A former FBI agent testified today that Raleigh police and prosecutors strayed from sound investigatory strategy when they immediately blamed Greg Taylor for murder in 1991.
"There's tunnel vision and a rush to judgment in this case," said Gregg McCrary, a crime scene expert and former FBI agent. "Within two hours of finding the body, they are accusing Mr. Taylor of this murder. By sundown, he is arrested for murder. They locked into this narrative."
McCrary also expressed skepticism that Taylor could have committed such a violent crime without his clothes and car being stained in blood.
"It's really unfathomable that they could have committed this crime......to have none of that on them, on the vehicle, especially with this rage-filled event would have been impossible," McCrary said.
A Wake County jury convicted Taylor of killing Jacquetta Thomas, a prostitute in Southeast Raleigh. Taylor, who says he is innocent, has exhausted the usual routes of appeal. This week, Taylor has the chance to undo the jury's decision, as his case is heard before a panel of three Superior Court judges convened after the N.C. Innocence Inquiry Commission recommended further review.
Bevel testified this afternoon that whoever killed Thomas moved her body and would have been covered in blood. That blood would have then stained other items the killer touched.
"Blood is basically uncontrollable," he said. "Anything you come in contact with, you'd expect a transfer."
Investigators found no blood in Taylor's truck or on the clothes he wore that night.
Greg Taylor testified for eight hours this week, keeping his calm as the prosecutor who sent him to prison in 1993 accused him of lying.
Taylor wept a time or two, mostly when describing a drug addiction that he says controlled him in the early 1990s. He never raised his voice, and answered each lawyer's questions with a "sir" or an "I'm sorry" when he couldn't recall a certain detail.
Prison has sobered Taylor, who has spent nearly the last 17 years in one prison or another in North Carolina. Today, he tried to explain the mindset that drove him in 1991, when he abused crack cocaine. He was buying and using drugs with a friend Johnny Beck the night his truck got stuck in the mud near where police found Thomas' body.

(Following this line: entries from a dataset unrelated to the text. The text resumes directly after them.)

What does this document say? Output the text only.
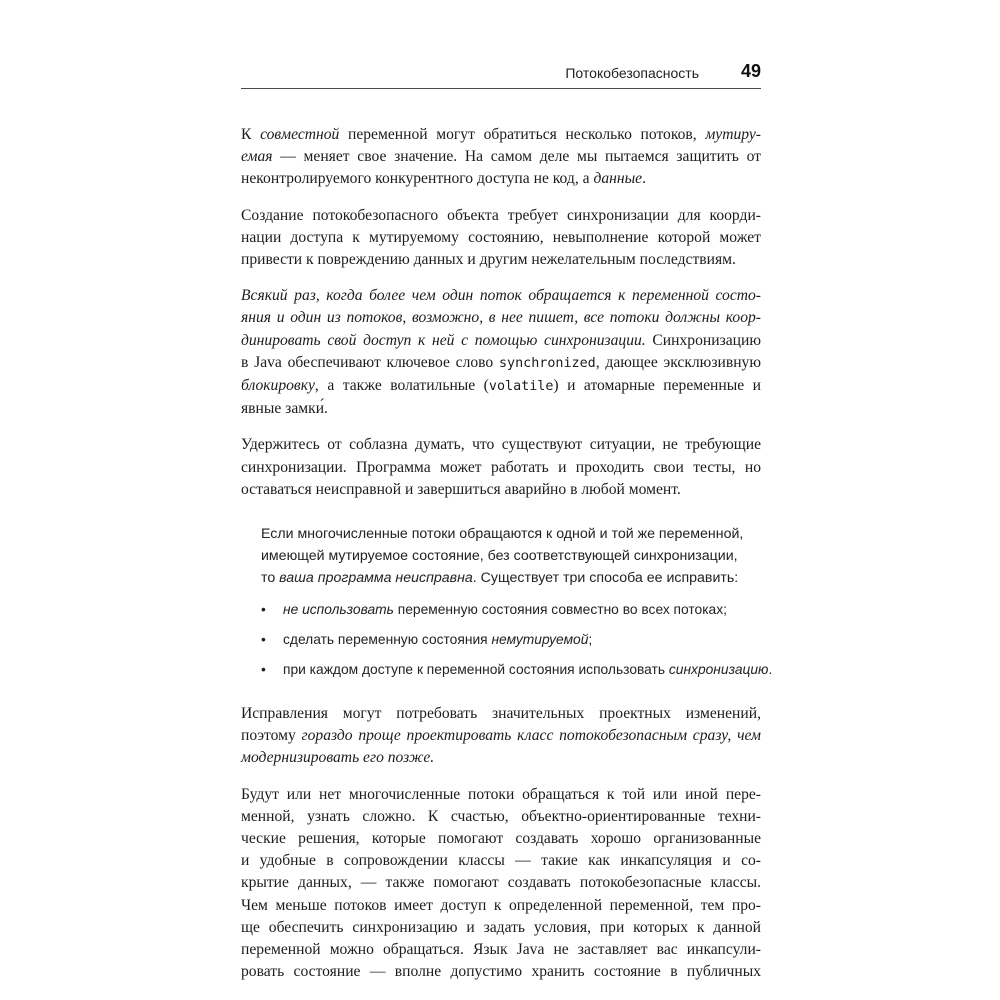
Потокобезопасность 49
К совместной переменной могут обратиться несколько потоков, мутиру-
емая — меняет свое значение. На самом деле мы пытаемся защитить от
неконтролируемого конкурентного доступа не код, а данные.
Создание потокобезопасного объекта требует синхронизации для коорди-
нации доступа к мутируемому состоянию, невыполнение которой может
привести к повреждению данных и другим нежелательным последствиям.
Всякий раз, когда более чем один поток обращается к переменной состо-
яния и один из потоков, возможно, в нее пишет, все потоки должны коор-
динировать свой доступ к ней с помощью синхронизации. Синхронизацию
в Java обеспечивают ключевое слово synchronized, дающее эксклюзивную
блокировку, а также волатильные (volatile) и атомарные переменные и
явные замки́.
Удержитесь от соблазна думать, что существуют ситуации, не требующие
синхронизации. Программа может работать и проходить свои тесты, но
оставаться неисправной и завершиться аварийно в любой момент.
Если многочисленные потоки обращаются к одной и той же переменной,
имеющей мутируемое состояние, без соответствующей синхронизации,
то ваша программа неисправна. Существует три способа ее исправить:
• не использовать переменную состояния совместно во всех потоках;
• сделать переменную состояния немутируемой;
• при каждом доступе к переменной состояния использовать синхронизацию.
Исправления могут потребовать значительных проектных изменений,
поэтому гораздо проще проектировать класс потокобезопасным сразу, чем
модернизировать его позже.
Будут или нет многочисленные потоки обращаться к той или иной пере-
менной, узнать сложно. К счастью, объектно-ориентированные техни-
ческие решения, которые помогают создавать хорошо организованные
и удобные в сопровождении классы — такие как инкапсуляция и со-
крытие данных, — также помогают создавать потокобезопасные классы.
Чем меньше потоков имеет доступ к определенной переменной, тем про-
ще обеспечить синхронизацию и задать условия, при которых к данной
переменной можно обращаться. Язык Java не заставляет вас инкапсули-
ровать состояние — вполне допустимо хранить состояние в публичных
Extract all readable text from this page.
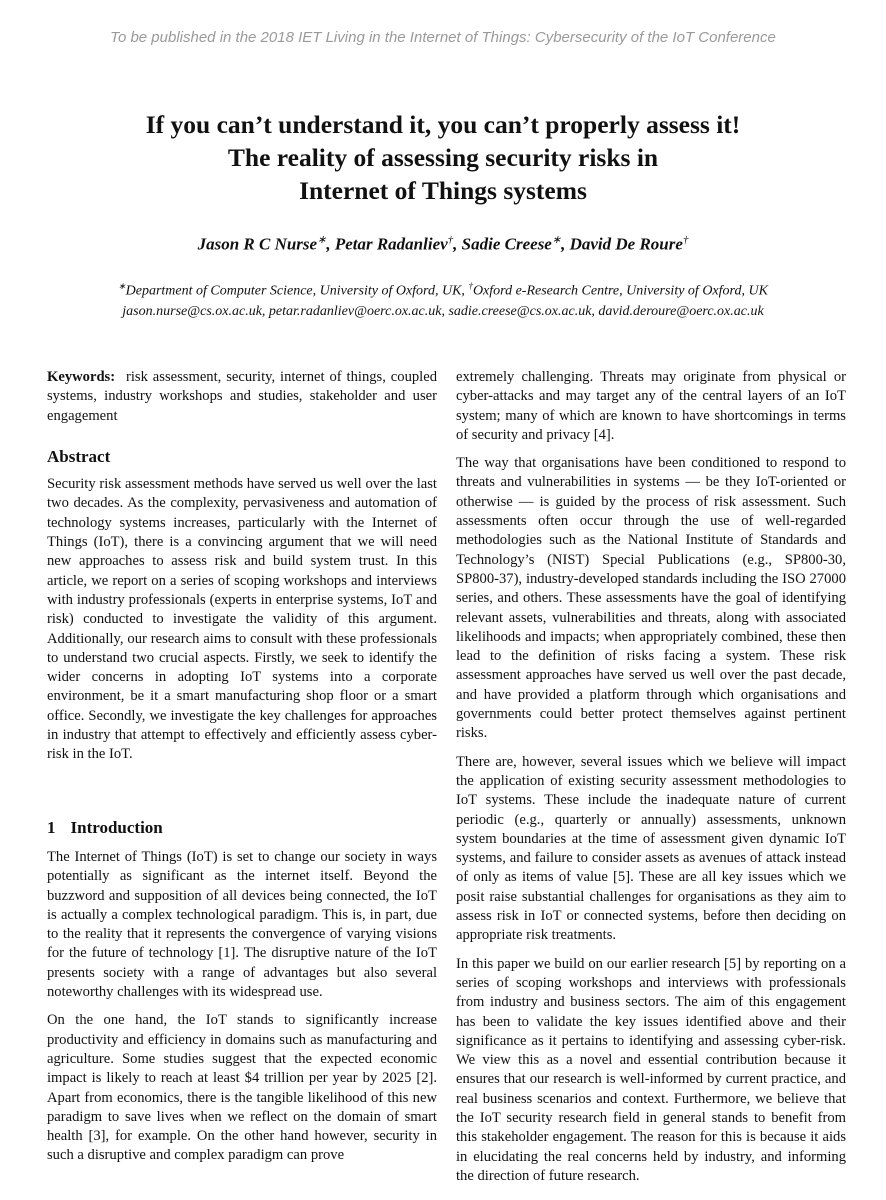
To be published in the 2018 IET Living in the Internet of Things: Cybersecurity of the IoT Conference
If you can’t understand it, you can’t properly assess it!
The reality of assessing security risks in
Internet of Things systems
Jason R C Nurse∗, Petar Radanliev†, Sadie Creese∗, David De Roure†
∗Department of Computer Science, University of Oxford, UK, †Oxford e-Research Centre, University of Oxford, UK
jason.nurse@cs.ox.ac.uk, petar.radanliev@oerc.ox.ac.uk, sadie.creese@cs.ox.ac.uk, david.deroure@oerc.ox.ac.uk

Keywords: risk assessment, security, internet of things, coupled systems, industry workshops and studies, stakeholder and user engagement

Abstract

Security risk assessment methods have served us well over the last two decades. As the complexity, pervasiveness and automation of technology systems increases, particularly with the Internet of Things (IoT), there is a convincing argument that we will need new approaches to assess risk and build system trust. In this article, we report on a series of scoping workshops and interviews with industry professionals (experts in enterprise systems, IoT and risk) conducted to investigate the validity of this argument. Additionally, our research aims to consult with these professionals to understand two crucial aspects. Firstly, we seek to identify the wider concerns in adopting IoT systems into a corporate environment, be it a smart manufacturing shop floor or a smart office. Secondly, we investigate the key challenges for approaches in industry that attempt to effectively and efficiently assess cyber-risk in the IoT.

1 Introduction

The Internet of Things (IoT) is set to change our society in ways potentially as significant as the internet itself. Beyond the buzzword and supposition of all devices being connected, the IoT is actually a complex technological paradigm. This is, in part, due to the reality that it represents the convergence of varying visions for the future of technology [1]. The disruptive nature of the IoT presents society with a range of advantages but also several noteworthy challenges with its widespread use.

On the one hand, the IoT stands to significantly increase productivity and efficiency in domains such as manufacturing and agriculture. Some studies suggest that the expected economic impact is likely to reach at least $4 trillion per year by 2025 [2]. Apart from economics, there is the tangible likelihood of this new paradigm to save lives when we reflect on the domain of smart health [3], for example. On the other hand however, security in such a disruptive and complex paradigm can prove

extremely challenging. Threats may originate from physical or cyber-attacks and may target any of the central layers of an IoT system; many of which are known to have shortcomings in terms of security and privacy [4].

The way that organisations have been conditioned to respond to threats and vulnerabilities in systems — be they IoT-oriented or otherwise — is guided by the process of risk assessment. Such assessments often occur through the use of well-regarded methodologies such as the National Institute of Standards and Technology’s (NIST) Special Publications (e.g., SP800-30, SP800-37), industry-developed standards including the ISO 27000 series, and others. These assessments have the goal of identifying relevant assets, vulnerabilities and threats, along with associated likelihoods and impacts; when appropriately combined, these then lead to the definition of risks facing a system. These risk assessment approaches have served us well over the past decade, and have provided a platform through which organisations and governments could better protect themselves against pertinent risks.

There are, however, several issues which we believe will impact the application of existing security assessment methodologies to IoT systems. These include the inadequate nature of current periodic (e.g., quarterly or annually) assessments, unknown system boundaries at the time of assessment given dynamic IoT systems, and failure to consider assets as avenues of attack instead of only as items of value [5]. These are all key issues which we posit raise substantial challenges for organisations as they aim to assess risk in IoT or connected systems, before then deciding on appropriate risk treatments.

In this paper we build on our earlier research [5] by reporting on a series of scoping workshops and interviews with professionals from industry and business sectors. The aim of this engagement has been to validate the key issues identified above and their significance as it pertains to identifying and assessing cyber-risk. We view this as a novel and essential contribution because it ensures that our research is well-informed by current practice, and real business scenarios and context. Furthermore, we believe that the IoT security research field in general stands to benefit from this stakeholder engagement. The reason for this is because it aids in elucidating the real concerns held by industry, and informing the direction of future research.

"When I was doing crack cocaine, there was no food or water, no relationships, nothing to consider but chasing that next hit," Taylor said.
Later, Superior Court Judge Howard Manning, one of three judges who will be asked to determine whether Taylor should be exonerated, questioned Taylor about his impairment when he used crack cocaine.

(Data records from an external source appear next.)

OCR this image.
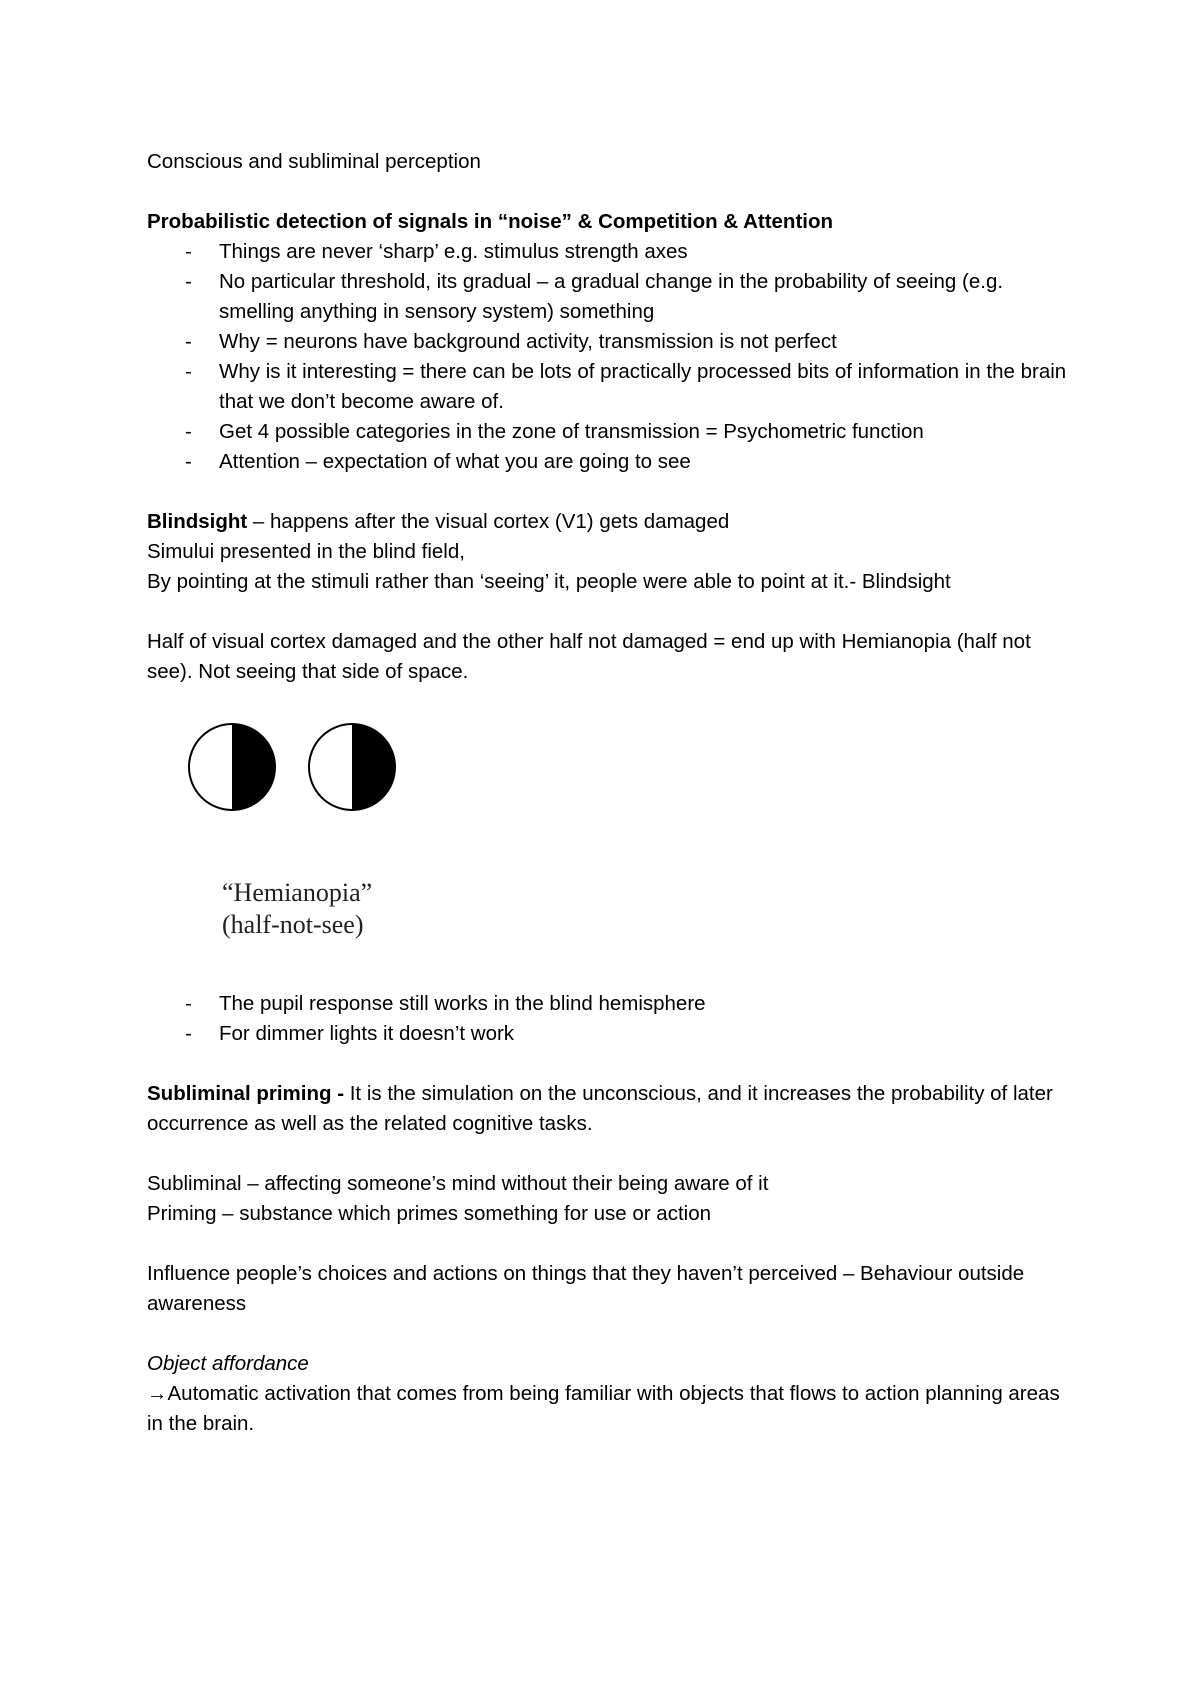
Conscious and subliminal perception

Probabilistic detection of signals in “noise” & Competition & Attention

- Things are never ‘sharp’ e.g. stimulus strength axes
- No particular threshold, its gradual – a gradual change in the probability of seeing (e.g. smelling anything in sensory system) something
- Why = neurons have background activity, transmission is not perfect
- Why is it interesting = there can be lots of practically processed bits of information in the brain that we don’t become aware of.
- Get 4 possible categories in the zone of transmission = Psychometric function
- Attention – expectation of what you are going to see

Blindsight – happens after the visual cortex (V1) gets damaged

Simului presented in the blind field,

By pointing at the stimuli rather than ‘seeing’ it, people were able to point at it.- Blindsight

Half of visual cortex damaged and the other half not damaged = end up with Hemianopia (half not see). Not seeing that side of space.

“Hemianopia”
(half-not-see)
- The pupil response still works in the blind hemisphere
- For dimmer lights it doesn’t work

Subliminal priming - It is the simulation on the unconscious, and it increases the probability of later occurrence as well as the related cognitive tasks.

Subliminal – affecting someone’s mind without their being aware of it

Priming – substance which primes something for use or action

Influence people’s choices and actions on things that they haven’t perceived – Behaviour outside awareness

Object affordance

→Automatic activation that comes from being familiar with objects that flows to action planning areas in the brain.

Manning asked: "It's not like drinking grain alcohol at college parties? Where you get wiped out and don't remember the next day?"
Taylor said it wasn't. He said that his motor skills were sharp and that he became wired and paranoid.

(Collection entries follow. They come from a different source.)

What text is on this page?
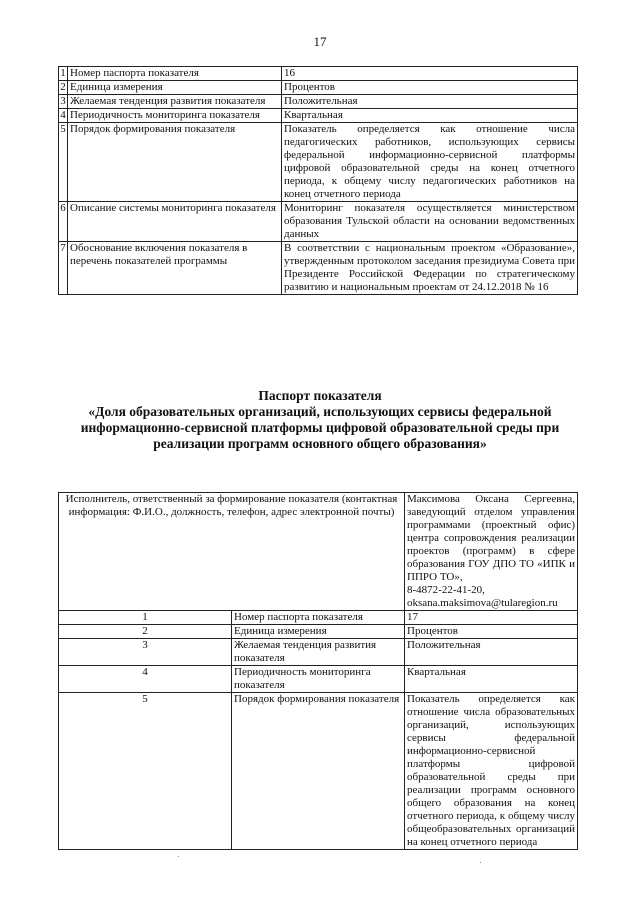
17
1	Номер паспорта показателя	16
2	Единица измерения	Процентов
3	Желаемая тенденция развития показателя	Положительная
4	Периодичность мониторинга показателя	Квартальная
5	Порядок формирования показателя	Показатель определяется как отношение числа педагогических работников, использующих сервисы федеральной информационно-сервисной платформы цифровой образовательной среды на конец отчетного периода, к общему числу педагогических работников на конец отчетного периода
6	Описание системы мониторинга показателя	Мониторинг показателя осуществляется министерством образования Тульской области на основании ведомственных данных
7	Обоснование включения показателя в перечень показателей программы	В соответствии с национальным проектом «Образование», утвержденным протоколом заседания президиума Совета при Президенте Российской Федерации по стратегическому развитию и национальным проектам от 24.12.2018 № 16
Паспорт показателя
«Доля образовательных организаций, использующих сервисы федеральной информационно-сервисной платформы цифровой образовательной среды при реализации программ основного общего образования»
Исполнитель, ответственный за формирование показателя (контактная информация: Ф.И.О., должность, телефон, адрес электронной почты)		Максимова Оксана Сергеевна, заведующий отделом управления программами (проектный офис) центра сопровождения реализации проектов (программ) в сфере образования ГОУ ДПО ТО «ИПК и ППРО ТО»,
8-4872-22-41-20,
oksana.maksimova@tularegion.ru

1	Номер паспорта показателя	17
2	Единица измерения	Процентов
3	Желаемая тенденция развития показателя	Положительная
4	Периодичность мониторинга показателя	Квартальная
5	Порядок формирования показателя	Показатель определяется как отношение числа образовательных организаций, использующих сервисы федеральной информационно-сервисной платформы цифровой образовательной среды при реализации программ основного общего образования на конец отчетного периода, к общему числу общеобразовательных организаций на конец отчетного периода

Tom Ford, a Wake County prosecutor who persuaded a jury in 1993 to convict Greg Taylor of murder, accused him today of remembering only what he wanted to from that night in September 1991.
This morning, Ford accused Taylor of lying to a reporter in September about how he contacted his friend Johnny Beck that night. The News & Observer reported that Taylor called Beck. Taylor said that he ran into Beck when he went to buy drugs in an apartment complex off Western Boulevard that night. The N&O erred in its earlier report.
Ford pressed Taylor further about his interview with The N&O, trying to point out inaccuracies in the description of how he got his truck stuck in the mud near where Jacquetta Thomas' body was found.
"Did you tell [the reporter] that you plowed in the mud?" Ford asked.
Taylor smiled. "It sounds kind of dramatic. More like writer's prose," he said. "I wouldn't have used those words, but that's basically what happened."
Taylor and his team of lawyers have the burden of proving beyond a reasonable doubt that police, prosecutors and a jury of strangers were mistaken and that Taylor is an innocent man. Wake County prosecutors are trying to keep him in prison. Wake County District Attorney Colon Willoughby sat silently Tuesday and again this morning as his employee, Ford, fussed at Taylor.
Ford accused Taylor of lying about not coming in contact with Thomas that night. Ford has argued and continues to argue that Taylor and Beck picked up Thomas, intending to buy her drugs in exchange for sex. When she refused to perform a sex act, Ford says that Taylor and Beck lost their temper and killed her, Ford has argued.
This morning, he continued with that theory, saying that Taylor and Beck took her into the cul-de-sac that night instead of taking her out of downtown Raleigh to where they meant to smoke more crack.
Ford asked: "It's not because you had Jacquetta Thomas in the backseat and you didn't want to drive her away and bring her back?" Taylor said flatly: "That woman nor anybody else was in the backseat."
Taylor finished his testimony late this morning. Taylor's attorneys are calling to the stand witnesses who specialize in crime scene analysis.